Eine andere Frage ist, ob auch die Europäische Zentralbank (EZB) ein solches Ereignis einfach ignorieren könnte. Sie akzeptiert schon seit längerer Zeit keine griechischen Staatsanleihen mehr als Sicherheit in Repo-Geschäften, erlaubt sie aber noch der griechischen Zentralbank. Die darf den Banken Notkredite (Emergency Liquidity Assistance) geben.
Das setzt aber voraus, dass die eingereichten Staatsanleihen werthaltig sind. Eine Nichtbedienung von IWF-Schulden müsste diese Einschätzung eigentlich negativ beeinflussen. Die Frage ist, welche konkreten Schlüsse der EZB-Rat daraus ziehen würde.
Bundesbank-Präsident Jens Weidmann, dem laut Presseberichten schon das Einfrieren von ELA nach dem Scheitern der Eurogruppe-Verhandungen nicht hart genug war, würde sicherlich wieder für einen harten Kurs stimmen. Andere Ratsmitglieder dürften dagegen nachgiebiger sein und für eine Verlängerung von ELA auf dem aktuellen Niveau stimmen, weil sie auf ein positives Votum der Griechen bei der Volksabstimmung über die Reformvorschläge der Kreditgeber hoffen dürfen.
Die Ratingagentur Fitch geht davon aus, dass die EZB die ELA-Kredite nicht untersagen, aber vielleicht erschweren würde, und zwar über die Einführung höherer Bewertungsabschläge auf eingereichte Sicherheiten. Das bedeutet, die Banken würden auf das gleiche Papier weniger Geld geliehen bekommen als bisher. Allerdings habe die EZB ziemliche Freiheit bei der Genehmigung von ELA, meint Fitch.

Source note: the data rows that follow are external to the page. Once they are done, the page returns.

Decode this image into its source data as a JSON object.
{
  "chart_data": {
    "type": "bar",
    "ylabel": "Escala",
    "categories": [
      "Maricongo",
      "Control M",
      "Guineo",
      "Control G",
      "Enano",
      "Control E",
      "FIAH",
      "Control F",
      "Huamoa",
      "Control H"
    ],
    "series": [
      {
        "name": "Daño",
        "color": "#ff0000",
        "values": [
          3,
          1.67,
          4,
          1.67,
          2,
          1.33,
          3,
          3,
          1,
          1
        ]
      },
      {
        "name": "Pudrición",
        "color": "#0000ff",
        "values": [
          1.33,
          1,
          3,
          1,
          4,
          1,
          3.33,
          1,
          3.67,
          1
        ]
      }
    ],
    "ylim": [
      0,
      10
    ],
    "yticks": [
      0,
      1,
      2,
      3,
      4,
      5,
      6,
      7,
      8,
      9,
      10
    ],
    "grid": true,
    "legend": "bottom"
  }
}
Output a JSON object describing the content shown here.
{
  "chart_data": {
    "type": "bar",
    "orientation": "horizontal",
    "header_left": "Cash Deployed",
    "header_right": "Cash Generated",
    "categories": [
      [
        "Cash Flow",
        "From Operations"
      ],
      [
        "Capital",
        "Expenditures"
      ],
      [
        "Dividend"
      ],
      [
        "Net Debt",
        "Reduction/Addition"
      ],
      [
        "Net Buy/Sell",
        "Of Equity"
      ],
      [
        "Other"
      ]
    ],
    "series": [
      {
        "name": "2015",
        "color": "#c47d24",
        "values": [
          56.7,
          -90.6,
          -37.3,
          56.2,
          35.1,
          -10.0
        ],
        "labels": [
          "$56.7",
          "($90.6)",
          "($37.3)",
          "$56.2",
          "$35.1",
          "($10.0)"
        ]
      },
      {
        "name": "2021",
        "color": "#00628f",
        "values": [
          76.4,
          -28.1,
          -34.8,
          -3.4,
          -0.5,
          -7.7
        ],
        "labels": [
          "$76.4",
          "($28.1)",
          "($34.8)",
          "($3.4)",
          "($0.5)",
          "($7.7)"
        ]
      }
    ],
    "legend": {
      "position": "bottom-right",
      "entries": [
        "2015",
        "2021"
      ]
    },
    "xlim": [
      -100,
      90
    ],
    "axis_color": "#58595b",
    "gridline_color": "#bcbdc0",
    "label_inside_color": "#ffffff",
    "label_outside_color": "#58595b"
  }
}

Richtig ernst wird es allerdings spätestens am 20. Juli, denn dann muss Griechenland Anleiheschulden über 3,5 Milliarden Euro an die EZB selbst zurückzahlen. Nach Aussage von Standard & Poor's (S&P) würde auch hier ein Zahlungsausfall keine Herabstufung der offiziellen Kreditwürdigkeit auf "Selective Default" nach sich ziehen, denn auch sie ist kein privater Gläubiger.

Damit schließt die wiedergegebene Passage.